The primate of Scotland antagonized the African bishops by suggesting that conservatives from the United States had bought their support by treating them to chicken suppers.
"We have chicken back home in Africa, you know," was the response of Archbishop Emmanuel Kolini of Africa, who was also one of the primates who consecrated Rodgers and Murphy Jan. 29.
"Only one thing bought me and still buys me, and that's the cross."
But the same Lambeth conference declared that bishops of one country should not meddle in the affairs of another. Another Rwandan bishop had adopted an American priest into his diocese and sent him back to the United States to oversee a breakaway congregation in Maze's Arkansas diocese.
The liberals argued that the homosexual resolution was not binding; the conservatives said the same about the resolution on diocesan boundaries. The conservatives now say that bishops who approve or practice gay ordination should not cry foul if the archbishop of Southeast Asia sends missionaries into that diocese.
Various conservative Episcopal groups had called for alternative solutions to this problem. Some wanted a competing, conservative Anglican Province for the United States. As precedent they cited a nationwide diocese for American Indians that exists within the Episcopal Church.
Others, with Bishop Robert Duncan of Pittsburgh as spokesman, called for a less drastic solution in which parishes that were in theological conflict with their bishop could obtain the oversight of an agreeable Episcopal bishop. As precedent they cited the "flying bishops" of the Church of England, who serve parishes that are unwilling to accept oversight from any bishop who has ordained women.

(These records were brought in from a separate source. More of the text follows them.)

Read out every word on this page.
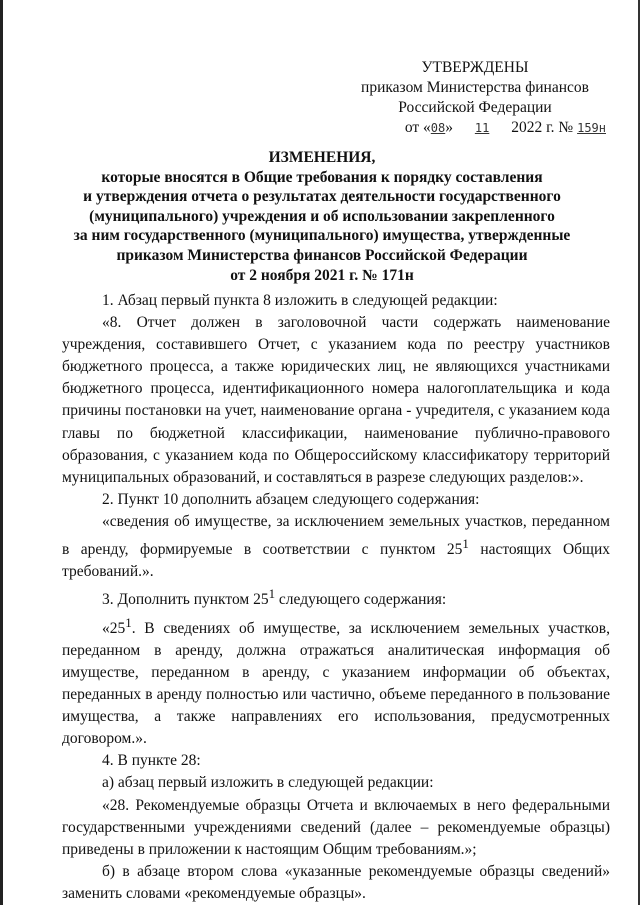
УТВЕРЖДЕНЫ
приказом Министерства финансов
Российской Федерации
от «08» 11 2022 г. № 159н
ИЗМЕНЕНИЯ,
которые вносятся в Общие требования к порядку составления
и утверждения отчета о результатах деятельности государственного
(муниципального) учреждения и об использовании закрепленного
за ним государственного (муниципального) имущества, утвержденные
приказом Министерства финансов Российской Федерации
от 2 ноября 2021 г. № 171н

1. Абзац первый пункта 8 изложить в следующей редакции:

«8. Отчет должен в заголовочной части содержать наименование учреждения, составившего Отчет, с указанием кода по реестру участников бюджетного процесса, а также юридических лиц, не являющихся участниками бюджетного процесса, идентификационного номера налогоплательщика и кода причины постановки на учет, наименование органа - учредителя, с указанием кода главы по бюджетной классификации, наименование публично-правового образования, с указанием кода по Общероссийскому классификатору территорий муниципальных образований, и составляться в разрезе следующих разделов:».

2. Пункт 10 дополнить абзацем следующего содержания:

«сведения об имуществе, за исключением земельных участков, переданном в аренду, формируемые в соответствии с пунктом $25^1$ настоящих Общих требований.».

3. Дополнить пунктом $25^1$ следующего содержания:

«$25^1$. В сведениях об имуществе, за исключением земельных участков, переданном в аренду, должна отражаться аналитическая информация об имуществе, переданном в аренду, с указанием информации об объектах, переданных в аренду полностью или частично, объеме переданного в пользование имущества, а также направлениях его использования, предусмотренных договором.».

4. В пункте 28:

а) абзац первый изложить в следующей редакции:

«28. Рекомендуемые образцы Отчета и включаемых в него федеральными государственными учреждениями сведений (далее – рекомендуемые образцы) приведены в приложении к настоящим Общим требованиям.»;

б) в абзаце втором слова «указанные рекомендуемые образцы сведений» заменить словами «рекомендуемые образцы».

Rodgers and Murphy still hope for a resolution that will make their ministry unnecessary. They have agreed not to ordain any priests or confirm any parishioners until after the Anglican primates meeting next month.
It's too early to tell how conservative congregations that broke from the Episcopal Church will respond to the bishops from Southeast Asia. Rodgers had worked with seven such parishes for two years. They petitioned the overseas primates last year to consecrate him as their bishop. But other conservative congregations still have many questions about the arrangement.
St. James the Less in Philadelphia left the Episcopal Diocese of Pennsylvania last year because of theological conflict with its bishop. That church believes that bishops who ordain female priests have broken the sacramental bonds of the church. If Rodgers and Murphy ordain women, that would pose a serious problem, said the Rev. David Ousley of St. James the Less.
The Province of Southeast Asia does not ordain women, therefore it is highly unlikely that he would be permitted to do so, Rodgers said.
One objection that their conservative allies have raised to their consecration is that it appears to mirror the action of Philadelphia bishops who ordained female priests in 1974 without permission. The Episcopal General Convention approved women's ordination two years later.
Rodgers does not believe comparison is apt.
"This is much more of a pastoral effort to help people who are trying to be faithful to the classic teaching of Scripture and Anglican norms," he said.
But the illegal ordinations of 1974 set the precedent that bishops will follow when dealing with rectors of Episcopal parishes who invite Rodgers and Murphy to visit, said Prichard, the canon law professor. Church courts ruled that, if a bishop gave a priest prior written warning not to invite the women to celebrate the Eucharist, the priest could be tried in a church court if he disobeyed.
"That makes it more of a problem on the second visit than on the first one," Prichard said.
"We considered that very carefully," Rodgers said. But, in the end, they decided that the need for missionary bishops was too great.